Denpasar (ANTARA) - Kasi Intel Kejari Denpasar I Putu Eka Suyantha mengatakan ada dua saksi ahli yang memperkuat dugaan tindak pidana korupsi pengadaan barang berupa aci-aci dan sesajen untuk desa adat, banjar adat dan subak di wilayah kelurahan se-Kota Denpasar Tahun 2019-2020, yang menjerat mantan Kadisbud Kota Denpasar I Gusti Ngurah Bagus Mataram.

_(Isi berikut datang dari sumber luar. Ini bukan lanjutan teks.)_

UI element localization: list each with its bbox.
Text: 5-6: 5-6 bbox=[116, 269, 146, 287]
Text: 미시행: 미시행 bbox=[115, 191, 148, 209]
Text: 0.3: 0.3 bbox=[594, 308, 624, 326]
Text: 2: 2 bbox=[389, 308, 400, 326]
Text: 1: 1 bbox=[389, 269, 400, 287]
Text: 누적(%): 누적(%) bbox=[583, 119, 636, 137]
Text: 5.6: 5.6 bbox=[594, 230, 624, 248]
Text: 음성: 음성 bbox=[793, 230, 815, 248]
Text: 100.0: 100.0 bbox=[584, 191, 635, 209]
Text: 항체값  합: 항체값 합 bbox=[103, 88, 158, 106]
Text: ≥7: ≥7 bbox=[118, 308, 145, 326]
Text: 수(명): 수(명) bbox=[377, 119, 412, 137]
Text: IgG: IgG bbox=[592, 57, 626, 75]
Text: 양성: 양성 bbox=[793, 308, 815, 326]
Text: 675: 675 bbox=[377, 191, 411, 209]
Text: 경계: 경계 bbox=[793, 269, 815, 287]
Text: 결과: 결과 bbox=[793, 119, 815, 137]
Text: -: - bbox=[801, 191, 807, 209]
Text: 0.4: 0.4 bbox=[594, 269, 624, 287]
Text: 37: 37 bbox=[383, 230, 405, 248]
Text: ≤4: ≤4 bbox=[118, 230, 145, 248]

"Dari penjelasan para saksi ahli yang memperkuat kalau tidak dibenarkan membuat kebijakan (Yang sebelumnya dilakukan terdakwa) yang bertentangan dengan aturan yang berlaku, tidak dibenarkan membuat peralihan kegiatan dari PBJ menjadi barang dan jasa," kata Eka Suyantha saat dikonfirmasi di Denpasar, Bali, Minggu.

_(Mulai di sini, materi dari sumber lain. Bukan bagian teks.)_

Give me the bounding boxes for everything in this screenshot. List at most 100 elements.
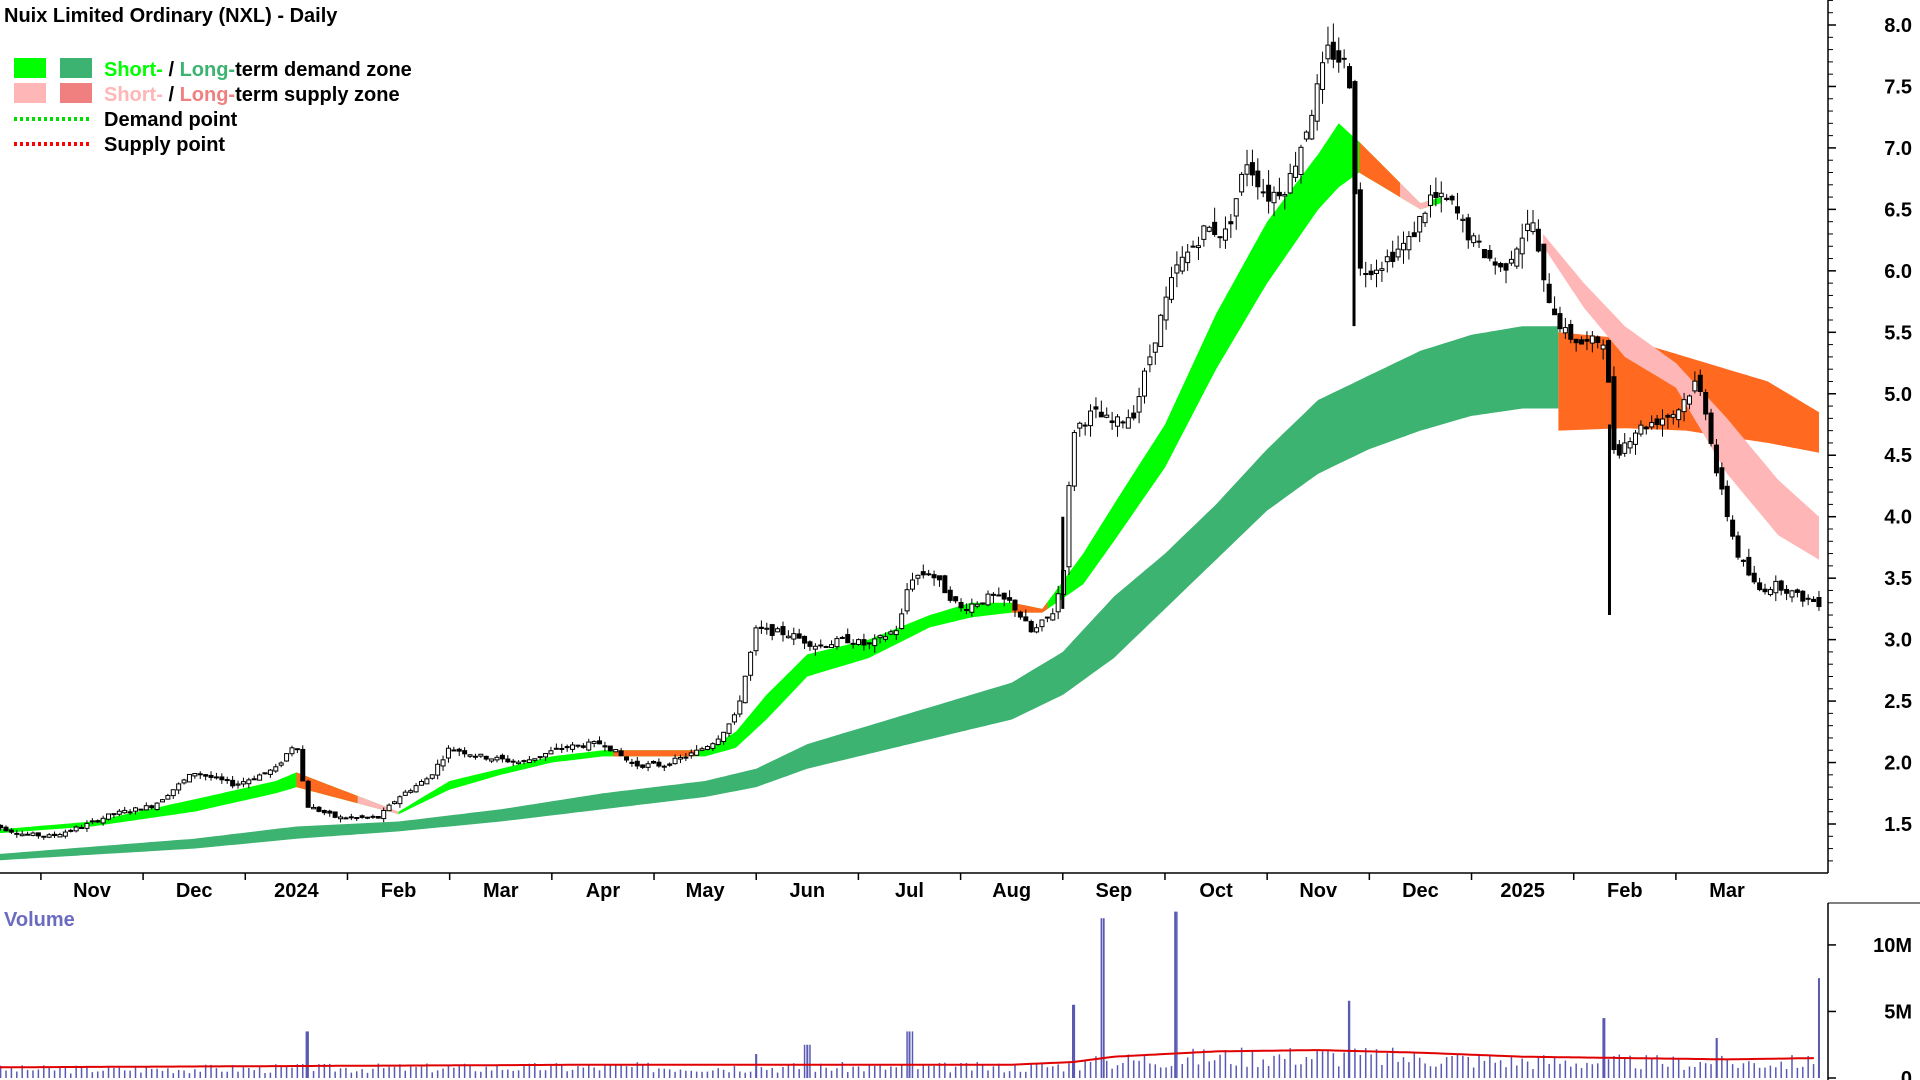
- candle-body: [1514, 248, 1520, 267]
- candle-body: [931, 574, 937, 579]
- candle-body: [764, 627, 770, 630]
- candle-body: [1120, 421, 1126, 424]
- candle-body: [1411, 232, 1417, 238]
- candle-body: [1395, 248, 1401, 258]
- candle-body: [343, 817, 349, 820]
- candle-body: [1519, 237, 1525, 255]
- candle-body: [1778, 580, 1784, 591]
- short-term-demand-zone: [0, 123, 1441, 834]
- candle-body: [1611, 376, 1617, 451]
- candle-body: [8, 829, 14, 833]
- candle-body: [1735, 535, 1741, 558]
- y-tick-label: 2.0: [1884, 753, 1912, 775]
- candle-body: [494, 756, 500, 761]
- candle-body: [1708, 412, 1714, 444]
- x-tick-label: Oct: [1199, 880, 1233, 902]
- candles-layer: [0, 23, 1822, 840]
- supply-transition-zone: [1400, 182, 1431, 210]
- candle-body: [942, 575, 948, 594]
- candle-body: [1142, 370, 1148, 397]
- x-tick-label: Sep: [1096, 880, 1133, 902]
- candle-body: [510, 760, 516, 763]
- y-tick-label: 6.0: [1884, 261, 1912, 283]
- candle-body: [370, 815, 376, 818]
- candle-body: [575, 744, 581, 747]
- candle-body: [532, 758, 538, 761]
- candle-body: [499, 754, 505, 760]
- candle-body: [1347, 66, 1353, 89]
- candle-body: [834, 638, 840, 648]
- candle-body: [537, 756, 543, 759]
- candle-body: [1136, 396, 1142, 413]
- candle-body: [985, 593, 991, 606]
- candle-body: [753, 627, 759, 652]
- candle-body: [883, 636, 889, 640]
- x-tick-label: Mar: [1709, 880, 1745, 902]
- candle-body: [1276, 191, 1282, 197]
- x-tick-label: Nov: [73, 880, 112, 902]
- candle-body: [888, 631, 894, 635]
- candle-body: [1584, 339, 1590, 342]
- candle-body: [1255, 170, 1261, 188]
- candle-body: [618, 750, 624, 757]
- candle-body: [1260, 191, 1266, 194]
- x-tick-label: 2024: [274, 880, 319, 902]
- candle-body: [365, 816, 371, 819]
- candle-body: [305, 780, 311, 808]
- x-tick-label: 2025: [1500, 880, 1545, 902]
- candle-body: [1039, 619, 1045, 628]
- candle-body: [1147, 356, 1153, 366]
- y-tick-label: 5.0: [1884, 384, 1912, 406]
- candle-body: [240, 781, 246, 785]
- candle-body: [1379, 268, 1385, 271]
- volume-y-ticks: 10M 5M 0: [1828, 935, 1912, 1080]
- candle-body: [25, 833, 31, 836]
- candle-body: [812, 645, 818, 650]
- candle-body: [1649, 422, 1655, 428]
- candle-body: [41, 835, 47, 838]
- candle-body: [839, 636, 845, 639]
- candle-body: [1746, 556, 1752, 576]
- candle-body: [208, 774, 214, 778]
- candle-body: [1244, 164, 1250, 175]
- candle-body: [1168, 277, 1174, 300]
- candle-body: [1071, 432, 1077, 487]
- candle-body: [149, 805, 155, 809]
- candle-body: [132, 807, 138, 812]
- candle-body: [1492, 261, 1498, 266]
- candle-body: [1811, 598, 1817, 603]
- candle-body: [1422, 212, 1428, 224]
- legend-demand-rest: term demand zone: [235, 59, 412, 81]
- candle-body: [451, 749, 457, 752]
- candle-body: [1055, 593, 1061, 613]
- candle-body: [505, 758, 511, 763]
- candle-body: [1692, 380, 1698, 392]
- candle-body: [316, 806, 322, 812]
- candle-body: [1044, 616, 1050, 619]
- candle-body: [845, 634, 851, 644]
- candle-body: [203, 774, 209, 777]
- legend-swatch-short-demand: [14, 58, 46, 78]
- candle-body: [613, 749, 619, 753]
- zones-layer: [0, 123, 1819, 861]
- candle-body: [1028, 620, 1034, 633]
- candle-body: [521, 760, 527, 763]
- candle-body: [1546, 283, 1552, 304]
- candle-body: [559, 747, 565, 750]
- candle-body: [1012, 599, 1018, 611]
- candle-body: [1525, 223, 1531, 232]
- y-tick-label: 8.0: [1884, 15, 1912, 37]
- candle-body: [570, 744, 576, 750]
- candle-body: [170, 789, 176, 797]
- candle-body: [683, 756, 689, 759]
- candle-body: [947, 589, 953, 601]
- candle-body: [1163, 296, 1169, 321]
- candle-body: [1266, 184, 1272, 202]
- candle-body: [699, 748, 705, 751]
- legend-swatch-long-demand: [60, 58, 92, 78]
- legend-demand-short: Short-: [104, 59, 163, 81]
- candle-body: [1357, 189, 1363, 269]
- candle-body: [418, 781, 424, 786]
- candle-body: [251, 778, 257, 781]
- candle-body: [829, 644, 835, 649]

Dari saksi ahli Made Gede Subha Karma Resen, yang pada pokoknya mengatakan bahwa BKK merupakan ruang lingkup pengadaan barang dan jasa, pengadaan yang bersumber pada BKK tersebut tunduk pada Perpres No. 16 tahun 2018 tentang PBJ Pemerintah bahwa perubahan kegiatan harus berdasarkan pada mekanisme perubahan anggaran dan rencana kerja.

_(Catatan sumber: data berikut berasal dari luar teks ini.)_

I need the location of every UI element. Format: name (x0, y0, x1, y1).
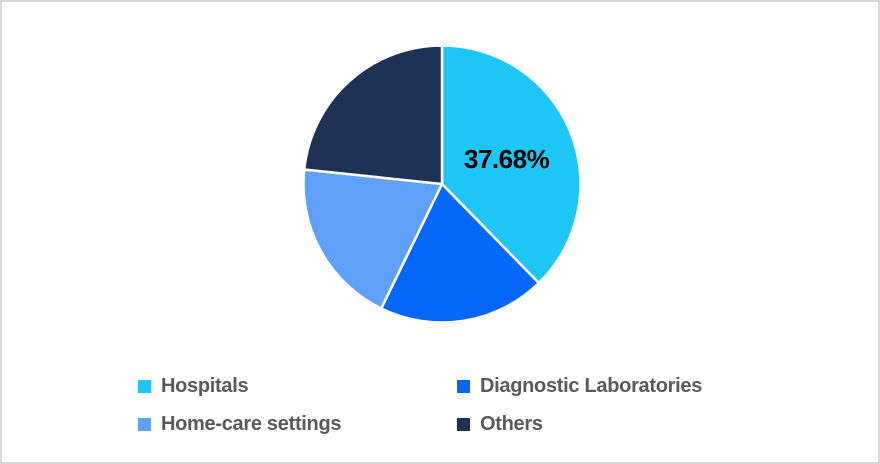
legend-item-diagnostic-laboratories: Diagnostic Laboratories (457, 373, 702, 399)
legend-item-others: Others (457, 411, 702, 437)
legend-swatch-home-care-settings (138, 417, 151, 431)
legend-label-others: Others (480, 412, 543, 435)
pie-slice-hospitals (440, 44, 582, 285)
pie-slice-diagnostic-laboratories (379, 182, 541, 324)
pie-chart (302, 44, 582, 324)
legend-swatch-hospitals (138, 379, 151, 393)
legend-item-home-care-settings: Home-care settings (138, 411, 457, 437)
legend-item-hospitals: Hospitals (138, 373, 457, 399)
legend-label-hospitals: Hospitals (161, 374, 249, 397)
pie-data-label: 37.68% (464, 144, 550, 174)
pie-slice-home-care-settings (302, 168, 444, 310)
legend-swatch-others (457, 417, 470, 431)
legend-label-diagnostic-laboratories: Diagnostic Laboratories (480, 374, 703, 397)
pie-slice-others (303, 44, 444, 186)
legend-label-home-care-settings: Home-care settings (161, 412, 342, 435)
chart-legend: Hospitals Diagnostic Laboratories Home-c… (138, 373, 702, 437)
legend-swatch-diagnostic-laboratories (457, 379, 470, 393)
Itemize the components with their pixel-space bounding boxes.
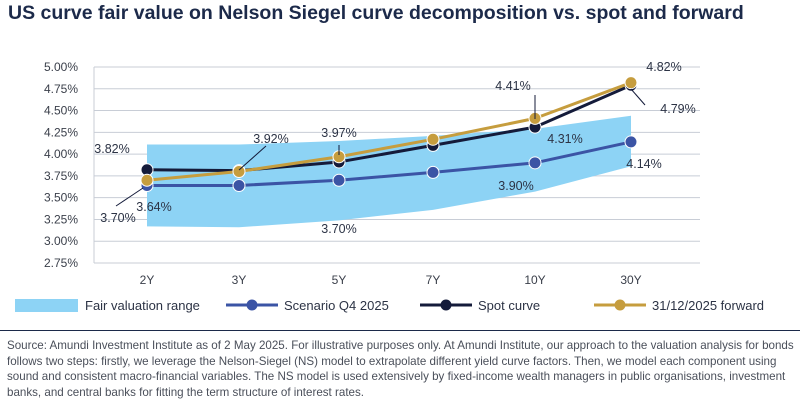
scenario-point — [232, 178, 246, 192]
axes: 2.75% 3.00% 3.25% 3.50% 3.75% 4.00% 4.25% 4.50%… — [44, 60, 700, 287]
data-label: 3.97% — [321, 126, 356, 140]
fair-valuation-band — [147, 115, 631, 228]
legend-label: 31/12/2025 forward — [652, 298, 764, 313]
legend-scenario-marker — [246, 299, 258, 311]
x-tick-label: 2Y — [140, 273, 155, 287]
data-label: 3.92% — [253, 132, 288, 146]
leader-line — [115, 187, 144, 207]
data-label: 3.90% — [498, 179, 533, 193]
y-tick-label: 3.75% — [44, 169, 78, 183]
legend-label: Fair valuation range — [85, 298, 200, 313]
forward-line — [146, 81, 632, 182]
legend-spot-marker — [440, 299, 452, 311]
legend-label: Spot curve — [478, 298, 540, 313]
fair-valuation-range-area — [147, 115, 631, 228]
data-label: 3.82% — [94, 142, 129, 156]
y-tick-label: 4.75% — [44, 82, 78, 96]
y-tick-label: 3.00% — [44, 234, 78, 248]
leader-line — [238, 145, 267, 171]
y-tick-label: 4.00% — [44, 147, 78, 161]
scenario-point — [528, 156, 542, 170]
forward-point — [624, 76, 638, 90]
chart-title: US curve fair value on Nelson Siegel cur… — [8, 2, 744, 24]
x-tick-label: 30Y — [620, 273, 641, 287]
forward-point — [232, 165, 246, 179]
y-tick-label: 4.50% — [44, 104, 78, 118]
source-note: Source: Amundi Investment Institute as o… — [7, 339, 794, 399]
data-label: 3.70% — [321, 222, 356, 236]
forward-point — [426, 132, 440, 146]
x-tick-label: 3Y — [232, 273, 247, 287]
legend-band-swatch — [15, 299, 78, 312]
data-label: 4.14% — [626, 157, 661, 171]
data-label: 4.31% — [547, 132, 582, 146]
data-label: 3.70% — [100, 211, 135, 225]
divider — [0, 330, 800, 331]
data-label: 4.82% — [646, 60, 681, 74]
scenario-point — [426, 165, 440, 179]
forward-point — [140, 173, 154, 187]
legend: Fair valuation range Scenario Q4 2025 Spot… — [15, 298, 764, 313]
y-tick-label: 3.25% — [44, 212, 78, 226]
scenario-point — [624, 135, 638, 149]
scenario-point — [332, 173, 346, 187]
x-tick-label: 5Y — [332, 273, 347, 287]
yield-curve-chart: 2.75% 3.00% 3.25% 3.50% 3.75% 4.00% 4.25% 4.50%… — [15, 60, 764, 313]
y-tick-label: 5.00% — [44, 60, 78, 74]
leader-line — [630, 88, 646, 106]
data-labels: 3.82%3.70%3.64%3.92% 3.97%3.70%4.41%4.31%… — [94, 60, 695, 236]
spot-line — [146, 83, 632, 173]
legend-forward-marker — [614, 299, 626, 311]
x-tick-label: 7Y — [426, 273, 441, 287]
data-label: 3.64% — [136, 200, 171, 214]
y-tick-label: 2.75% — [44, 256, 78, 270]
scenario-line — [147, 140, 632, 187]
x-tick-label: 10Y — [524, 273, 545, 287]
legend-label: Scenario Q4 2025 — [284, 298, 389, 313]
data-label: 4.79% — [660, 102, 695, 116]
y-tick-label: 3.50% — [44, 191, 78, 205]
data-label: 4.41% — [495, 79, 530, 93]
y-tick-label: 4.25% — [44, 125, 78, 139]
series-lines — [140, 76, 638, 192]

"Jadi tidak benar membuat kebijakan di luar aturan yang berlaku," katanya.
Sementara dari keterangan saksi ahli I Gusti Setya Rudi menjelaskan melakukan audit kerugian keuangan negara, bertujuan untuk mencari kerugian keuangan negara. Kata dia, sebelumnya pernah melakukan audit dari kasus pengadaan barang berupa sesajen ini.
"Untuk hasil audit, kerugian yang diperoleh dari pemotongan, kemudian penyerahan uang dan uang hasil kegiatan yang belum diserahkan, dengan total kerugiannya mencapai kurang lebih Rp1.022.000.000," katanya.
Baca juga: Saksi: Kadisbud Denpasar nonaktif korupsi Rp1 miliar
Selain itu, saksi ahli dari BPKP I Gusti Setya Rudi menambahkan, dalam mekanisme perubahan kegiatan tentu harus melalui mekanisme yang telah ditentukan oleh aturan dan tidak bisa seenaknya.
Dalam perkara ini terdakwa I Gusti Ngurah Bagus Mataram dikenakan Pasal alternatif subsidaritas, kesatu Primair terdakwa dikenakan Pasal 2 Ayat 1 subsider Pasal 3 atau Kedua Pasal 12 Huruf H Jo Pasal 18 UU Pemberantasan Tindak Pidana Korupsi Jis Pasal 64 ayat (1) KUHP.